A shadow interview is an opportunity for a new interviewer (the shadow) to observe a more experienced interviewer (the lead) working with a candidate. Later, a trainee may lead an interview with a more experienced interviewer shadowing them in a reverse shadow interview.

In effective training, the shadow takes full part in the non-evaluative parts of the interview, including introductions, selling the candidate on the company, and answering the candidate’s questions, and remains attentive during the remainder.

important Having two interviewers present might seem awkward or intimidating to candidates. Just as with pair interviewing, it’s important to prepare the candidate by letting them know there will be a shadow present, and that the purpose is to help train interviewers and provide a consistent experience for interviewees. Both interviewers can introduce themselves, and then the lead can clarify that one interviewer will conduct the interview and the other will mostly observe. Explaining that the shadow interviewer isn’t expected to say much (if anything) will help make sure the candidate doesn’t misinterpret their behavior as silent judgment.

After the shadow, the lead and shadow debrief by talking through what they saw, having the trainee share their thoughts about the candidate, and discussing the nuances of the question flow. A trainee might do this five or ten times and then be ready for the reverse shadow interview, with the more experienced interviewer providing one-on-one feedback afterward. Successfully completing the shadow interviewing process will prepare a new interviewer to go solo.

Many companies use similar processes, but Google has published their own shadowing process as part of an extensive online resource for training interviewers, with the caveat that it is designed in line with their own, atypical interviewing philosophy and infrastructure (for example, they use independent hiring committees, which may not be practical for other organizations).

contribute We’re looking for more great interview training resources. If you know of any—or if there’s more you’d like us to write on the topic—please let us know!

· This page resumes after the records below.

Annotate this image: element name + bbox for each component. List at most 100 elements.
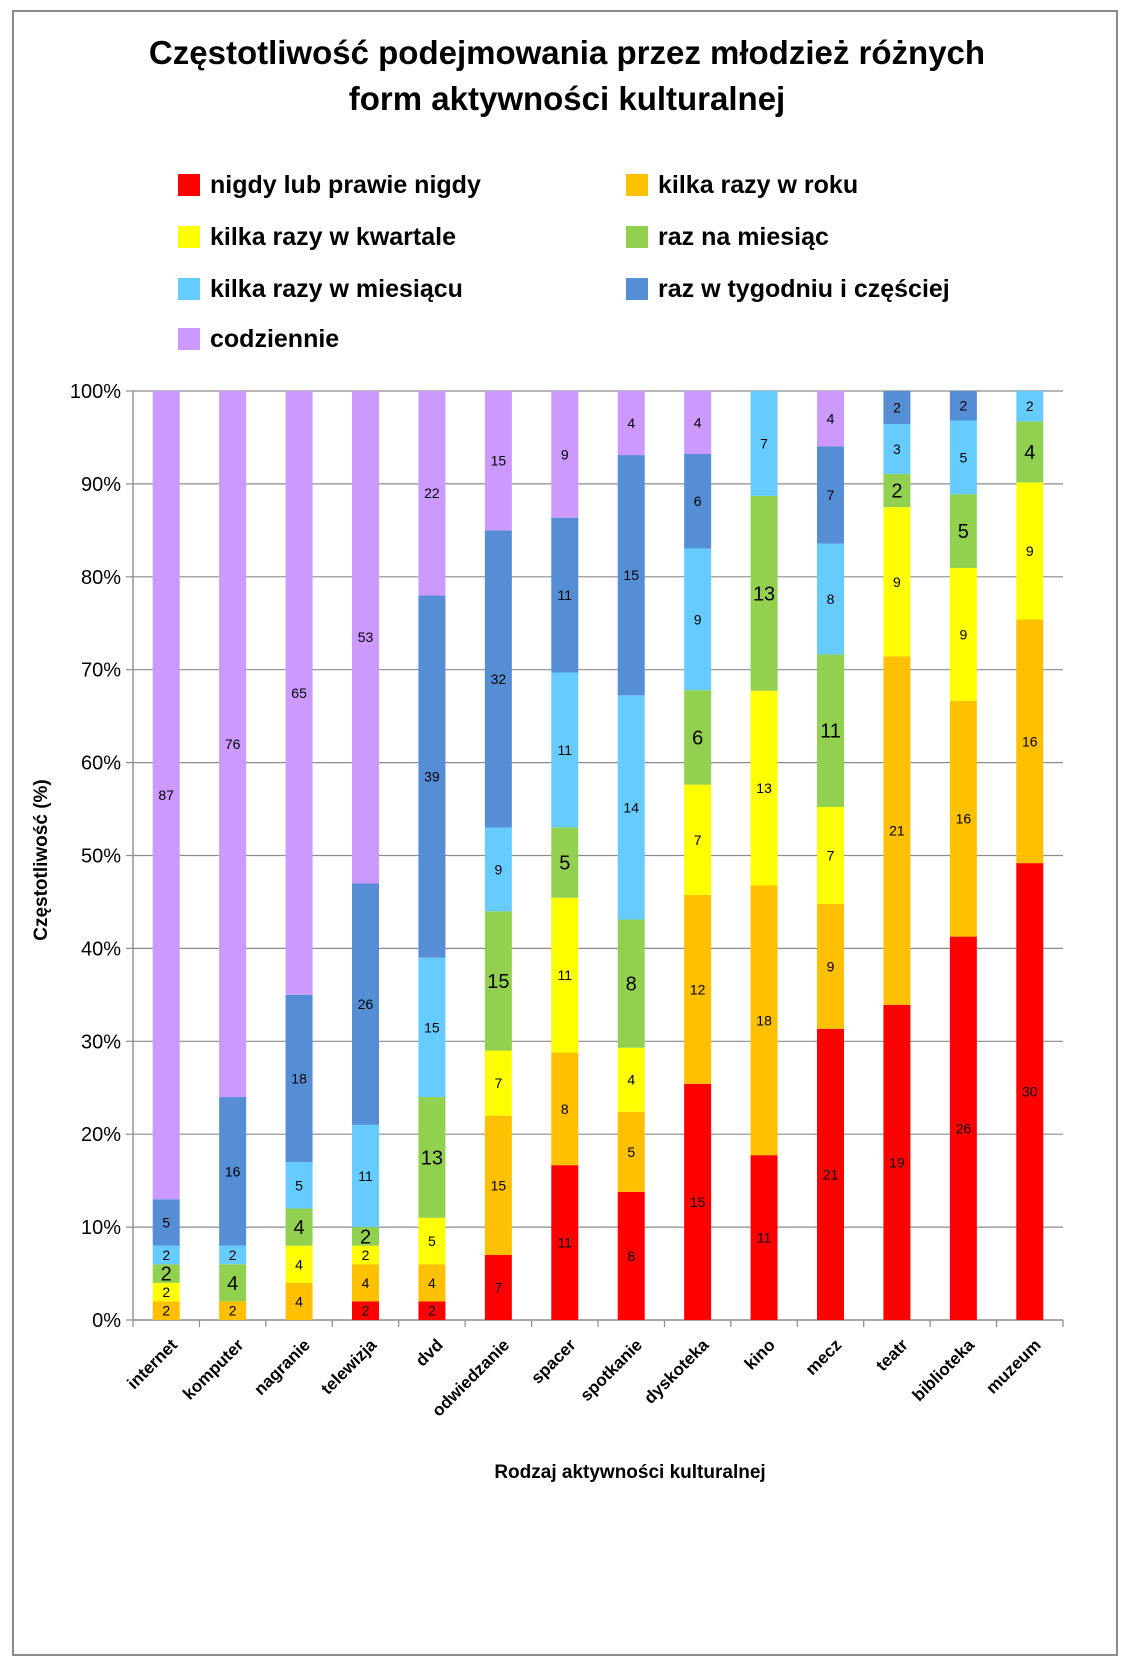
data-label: 16 [225,1163,241,1179]
bar-segment [285,391,313,995]
legend-swatch [626,278,648,300]
data-label: 4 [627,415,635,431]
data-label: 11 [757,1230,772,1246]
data-label: 15 [491,453,507,469]
legend-label: nigdy lub prawie nigdy [210,170,481,199]
bar-segment [750,690,778,886]
bar-segment [551,897,579,1053]
data-label: 7 [694,832,702,848]
bar-segment [883,507,911,657]
data-label: 2 [362,1247,370,1263]
bar-segment [750,495,778,691]
data-label: 4 [1024,442,1035,464]
data-label: 2 [162,1247,170,1263]
data-label: 2 [162,1303,170,1319]
bar-segment [352,391,379,884]
data-label: 5 [428,1233,436,1249]
bar-segment [418,595,446,958]
bar-segment [949,391,977,421]
data-label: 15 [487,971,509,993]
bar-segment [484,530,512,828]
data-label: 3 [893,441,901,457]
data-label: 2 [161,1264,172,1286]
data-label: 4 [294,1217,305,1239]
bar-segment [684,894,712,1084]
data-label: 9 [827,958,835,974]
legend-item-kilka-razy-w-roku: kilka razy w roku [626,170,858,200]
data-label: 7 [827,848,835,864]
legend-swatch [626,174,648,196]
data-label: 2 [891,481,902,503]
data-label: 21 [823,1166,839,1182]
bar-segment [219,1245,247,1265]
data-label: 2 [428,1303,436,1319]
bar-segment [219,391,247,1098]
data-label: 15 [424,1019,440,1035]
data-label: 53 [358,629,374,645]
bar-segment [750,1155,778,1320]
data-label: 8 [627,1248,635,1264]
bar-segment [285,1282,313,1320]
data-label: 22 [424,485,440,501]
bar-segment [617,1191,645,1320]
bar-segment [152,1245,180,1265]
legend-swatch [178,328,200,350]
data-label: 9 [893,574,901,590]
bar-segment [617,1111,645,1192]
data-label: 2 [959,398,967,414]
data-label: 5 [959,449,967,465]
bar-segment [684,1083,712,1320]
bar-segment [949,420,977,495]
bar-segment [352,1301,379,1320]
bar-segment [817,806,844,905]
bar-segment [1016,421,1044,483]
bar-segment [484,1254,512,1320]
data-label: 5 [559,853,570,875]
legend-item-kilka-razy-w-miesiacu: kilka razy w miesiącu [178,274,463,304]
x-axis-label: Rodzaj aktywności kulturalnej [494,1462,766,1483]
legend-label: codziennie [210,324,340,353]
legend-label: kilka razy w kwartale [210,222,456,251]
bar-segment [352,1124,379,1228]
bar-segment [883,656,911,1005]
data-label: 9 [694,611,702,627]
x-tick-label: muzeum [982,1335,1044,1397]
x-tick-label: mecz [802,1335,846,1379]
data-label: 13 [753,583,775,605]
x-tick-label: komputer [179,1335,247,1403]
data-label: 7 [760,435,768,451]
x-tick-label: kino [741,1335,779,1373]
x-tick-label: teatr [872,1335,912,1375]
legend-swatch [626,226,648,248]
data-label: 30 [1022,1084,1038,1100]
x-tick-label: telewizja [317,1335,380,1398]
chart-title-line-1: Częstotliwość podejmowania przez młodzie… [148,34,986,71]
bar-segment [418,957,446,1098]
data-label: 13 [421,1147,443,1169]
bar-segment [152,1301,180,1320]
y-tick-label: 40% [81,938,121,960]
data-label: 7 [494,1075,502,1091]
data-label: 11 [820,721,841,743]
data-label: 4 [295,1293,303,1309]
chart-title-line-2: form aktywności kulturalnej [348,80,786,117]
bar-segment [219,1264,247,1302]
data-label: 15 [491,1177,507,1193]
bar-segment [219,1301,247,1320]
data-label: 16 [956,811,972,827]
bar-segment [219,1097,247,1246]
bar-segment [484,1115,512,1255]
data-label: 6 [692,727,703,749]
data-label: 9 [1026,543,1034,559]
bar-segment [617,919,645,1048]
y-tick-label: 50% [81,846,121,868]
data-label: 2 [162,1284,170,1300]
bar-segment [883,473,911,508]
data-label: 65 [291,685,307,701]
data-label: 4 [694,414,702,430]
data-label: 4 [362,1275,370,1291]
data-label: 87 [158,787,174,803]
bar-segment [418,1301,446,1320]
bar-segment [484,391,512,531]
data-label: 8 [561,1101,569,1117]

If you’re interested in improving as an interviewer, read Alex Allain’s work on the Holloway blog.

Structured Interviewing

Good interview questions help sell the specific technical challenges of your team and ensure that you are looking at the right things in hiring. How do you get the signal you need and help to sell candidates on the priorities and competencies of the company?

Structured interviewing is the practice of applying the same assessment methods to review the competencies and traits of every candidate for a given role. This requires a calibrated set of interview questions that reviewers pose with consistency to candidates, as well as clear criteria for assessing candidates’ responses. In addition, interviewers must have familiarity with the question set and any associated expectations. Studies have shown that structured interviewing more effectively predicts job performance and is less prone to bias than letting interviewers casually decide what questions to ask.*

The purpose of structured interviewing is to improve the signal-to-noise ratio.